Ambulatory Surgery Center Association CEO William Prentice says that a rate-lowering shift would be felt throughout the healthcare industry, by physician groups, ASCs, hospitals and others; however, the extent of the impact would depend on the final rate.
At the time of the OIG report's release, ASCA expressed concerns that reducing HOPD rates to ASC rates was not a sustainable payment solution. A blend between HOPD and ASC rates, however, could be both favorable to ASCs and money-saving for the healthcare system at large, says Mr. Prentice.
In any site-neutral payment case, the payments might not stay site-neutral for long. As the situation currently stands, ASC and HOPD payment algorithms are updated using different inflation factors. After a first year of site-neutral payments, without updated inflation factors, ASCs and HOPDs would again receive different Medicare payment rates.
While CMS has stated it has no plans to pursue site-neutral payments, Mr. Prentice says Congress could raise the issue again, depending on the state of the budget. "We're still seeing a lot of interest on Capitol Hill in looking for savings in the Medicare system. Of course, any site neutral policy implementation would be dependent upon Congress needing to pay for something else. With elections coming up later this year, it's unlikely that Congress will get much done," he says.

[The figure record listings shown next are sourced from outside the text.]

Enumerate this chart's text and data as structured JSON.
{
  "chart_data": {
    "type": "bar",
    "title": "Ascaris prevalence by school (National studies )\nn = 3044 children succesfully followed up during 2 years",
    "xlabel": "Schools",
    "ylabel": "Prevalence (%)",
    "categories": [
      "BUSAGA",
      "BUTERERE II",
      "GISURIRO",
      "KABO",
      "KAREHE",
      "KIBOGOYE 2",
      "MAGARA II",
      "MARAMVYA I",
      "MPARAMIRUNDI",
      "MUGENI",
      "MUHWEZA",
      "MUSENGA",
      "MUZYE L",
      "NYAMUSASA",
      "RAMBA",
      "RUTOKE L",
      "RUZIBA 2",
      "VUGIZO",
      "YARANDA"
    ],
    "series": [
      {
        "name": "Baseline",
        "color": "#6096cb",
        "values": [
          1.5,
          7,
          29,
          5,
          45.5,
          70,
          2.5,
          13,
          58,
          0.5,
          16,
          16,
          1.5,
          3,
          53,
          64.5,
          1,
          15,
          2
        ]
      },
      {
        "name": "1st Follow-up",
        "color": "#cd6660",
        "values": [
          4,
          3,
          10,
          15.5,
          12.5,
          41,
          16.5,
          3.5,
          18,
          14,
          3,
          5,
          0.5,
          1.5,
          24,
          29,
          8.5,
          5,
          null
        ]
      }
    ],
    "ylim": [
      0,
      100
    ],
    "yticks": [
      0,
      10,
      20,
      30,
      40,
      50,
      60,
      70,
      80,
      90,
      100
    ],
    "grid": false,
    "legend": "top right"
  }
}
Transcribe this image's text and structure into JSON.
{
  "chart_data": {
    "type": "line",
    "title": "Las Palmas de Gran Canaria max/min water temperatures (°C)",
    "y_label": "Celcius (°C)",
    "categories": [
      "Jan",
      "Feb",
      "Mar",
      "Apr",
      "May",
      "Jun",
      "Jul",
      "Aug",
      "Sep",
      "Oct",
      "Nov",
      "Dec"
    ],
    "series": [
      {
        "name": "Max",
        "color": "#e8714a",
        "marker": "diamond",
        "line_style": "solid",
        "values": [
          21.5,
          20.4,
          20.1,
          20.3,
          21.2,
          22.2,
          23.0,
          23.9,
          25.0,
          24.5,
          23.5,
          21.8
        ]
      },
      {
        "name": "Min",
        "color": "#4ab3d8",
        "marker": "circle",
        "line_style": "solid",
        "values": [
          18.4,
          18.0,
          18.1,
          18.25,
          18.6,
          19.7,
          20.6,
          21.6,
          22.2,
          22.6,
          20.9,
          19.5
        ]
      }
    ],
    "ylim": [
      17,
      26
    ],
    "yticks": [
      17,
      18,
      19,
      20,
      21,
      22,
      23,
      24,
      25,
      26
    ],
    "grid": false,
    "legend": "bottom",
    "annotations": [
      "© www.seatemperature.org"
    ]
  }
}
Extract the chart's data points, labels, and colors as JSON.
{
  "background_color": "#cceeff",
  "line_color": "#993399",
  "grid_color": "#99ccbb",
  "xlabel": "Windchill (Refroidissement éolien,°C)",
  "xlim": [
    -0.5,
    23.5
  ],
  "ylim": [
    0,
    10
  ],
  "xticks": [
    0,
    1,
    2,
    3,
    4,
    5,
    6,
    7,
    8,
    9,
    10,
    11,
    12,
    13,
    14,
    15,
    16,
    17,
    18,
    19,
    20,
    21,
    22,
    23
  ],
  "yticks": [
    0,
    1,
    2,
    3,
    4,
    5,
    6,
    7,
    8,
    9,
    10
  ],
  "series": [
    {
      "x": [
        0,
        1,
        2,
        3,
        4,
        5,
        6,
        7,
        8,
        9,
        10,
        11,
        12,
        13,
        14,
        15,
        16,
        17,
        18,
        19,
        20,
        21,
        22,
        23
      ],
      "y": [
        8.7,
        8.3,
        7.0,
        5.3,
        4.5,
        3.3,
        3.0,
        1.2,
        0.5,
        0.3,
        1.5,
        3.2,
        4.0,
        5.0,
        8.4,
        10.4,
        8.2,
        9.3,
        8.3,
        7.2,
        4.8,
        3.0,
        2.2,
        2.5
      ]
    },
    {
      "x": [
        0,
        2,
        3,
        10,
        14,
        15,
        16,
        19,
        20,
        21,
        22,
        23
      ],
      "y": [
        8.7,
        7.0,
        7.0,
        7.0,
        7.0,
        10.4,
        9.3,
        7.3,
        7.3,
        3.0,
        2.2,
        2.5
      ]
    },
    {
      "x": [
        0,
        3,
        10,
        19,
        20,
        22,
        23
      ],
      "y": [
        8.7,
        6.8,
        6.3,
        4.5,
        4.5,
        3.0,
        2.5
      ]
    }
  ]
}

"For policymakers, site-neutral payments are on the table, but the future appears dim. There are lots of details to be worked out. To make site-neutral payments work so they don't reduce access to care, you need to use a scalpel, not sledge hammer," he adds. "The important message is that there are so many different nuances to the way site-neutral payments could be implemented, the devil is clearly in the details when it comes to whether it would impact ASCs and access to care in general."
Mr. Janiga agrees. "At this point, site-neutral payments are just a recommendation. The adoption of a site-neutral payment methodology is very uncertain at this point," he adds.